Deployment Configuration

Charm: mysql, rev 444, channel 8.0/stable
Units: 3 (flag: -n 3)
Co-deployed charms: self-signed-certificates rev 586 (1/stable)
data-integrator rev 380 (latest/edge)
Integrations: self-signed-certificates:certificates -> mysql:certificates
data-integrator:mysql -> mysql:database
MySQL config: CHARM_CHANNEL=8.0/stable, MODEL_NAME=mysql

Timeline of Failure

13:05:13 Machine 1 (mysql/1) provisioning requested by Juju
13:07:13 VM instance 99447039-44c3-445a-b63c-ff0bafef2cb5 started, status ACTIVE
13:07:59 Machine 1 address assigned: 192.168.1.53
13:14:47 mysql/1 charm: "Peer data not yet set. Deferring "
13:14:48 mysql/1 charm: Re-emits StartEvent during certificates-relation-joined
13:14:48 mysql/1 charm: WARNING — "mysqld is not running, skipping flush host cache"
13:14:54 mysql/1 charm: ERROR — socket connection fails, hook fails (see below)
13:15:00 mysql/1 charm: begins retry loop — WARNING every ~5s (943 occurrences total)
14:05:29 juju wait-for 60m timeout expires — unit still in maintenance
14:19:30 Last observed retry — charm still looping 14 minutes after timeout

Error Sequence (from juju controller logsink, model 423a8d80)

unit-mysql-1 2026-03-20 13:14:48 WARNING
certificates:3: mysqld is not running, skipping flush host cache

unit-mysql-1 2026-03-20 13:14:54 ERROR
certificates:3: ERROR 2002 (HY000): Can't connect to local MySQL server
through socket '/var/snap/charmed-mysql/common/var/run/mysqld/mysqld.sock' (2)

unit-mysql-1 2026-03-20 13:14:54 ERROR
certificates:3: Failed to list roles

unit-mysql-1 2026-03-20 13:14:54 ERROR
certificates:3: Uncaught exception while in charm code:

unit-mysql-1 2026-03-20 13:14:54 ERROR (juju.worker.uniter.operation)
hook "certificates-relation-joined" (via hook dispatching script: dispatch)
failed: exit status 1

unit-mysql-1 2026-03-20 13:15:00 WARNING [repeats 943 times until 14:19:30]
Failed to check if local cluster metadata exists

Juju Status at Timeout (14:05:32Z)

App Version Status Scale Charm Channel Rev
data-integrator active 1 data-integrator latest/edge 380
mysql 8.0.44-0ubun... active 3 mysql 8.0/stable 444
self-signed-certificates active 1 self-signed-certificates 1/stable 586

Unit Workload Agent Message
data-integrator/0* active idle
mysql/0* active idle Primary
mysql/1 maintenance executing Setting up cluster node <-- stuck
mysql/2 active idle
self-signed-certificates/0* active idle

Machine State Address Inst id
0 started 192.168.1.219 d50721cd-02be-4eda-86f1-5f27ac83823d (mysql/0)
1 started 192.168.1.53 99447039-44c3-445a-b63c-ff0bafef2cb5 (mysql/1)
2 started 192.168.1.90 1d39784f-2c0b-432c-a448-5bf7808ea107 (mysql/2)
3 started 192.168.1.165 0cbb3131-310b-4407-8976-376f64e6a735 (self-signed-certs/0)
4 started 192.168.1.31 dd583a89-7e21-490c-b472-4ee045719d2f (data-integrator/0)

Root Cause Analysis

The certificates-relation-joined hook is dispatched on mysql/1 while mysqld is still
starting up. The charm code attempts to connect to mysqld via its Unix socket to list
roles, but mysqld is not yet accepting connections. This causes an unhandled exception
(ERROR 2002) and the hook exits with status 1.

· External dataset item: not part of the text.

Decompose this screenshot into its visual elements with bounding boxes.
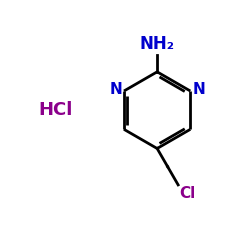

After the hook failure the charm enters a deferred-retry loop:

  • It continuously re-emits the deferred StartEvent and certificates-relation-joined event
  • Each iteration warns "Failed to check if local cluster metadata exists"
  • The loop ran at ~5-second intervals for over 64 minutes (943 iterations observed)
  • The unit never recovered within the observation window

The issue is that the charm does not adequately guard the certificates-relation-joined
handler against mysqld being unavailable. Other units (mysql/0, mysql/2) did not exhibit
this problem, suggesting they received the hook after mysqld was already running.

This is reproducible in environments where VM provisioning is fast (machines become ACTIVE
within ~2 minutes in this case), giving mysqld less startup time before relation hooks fire.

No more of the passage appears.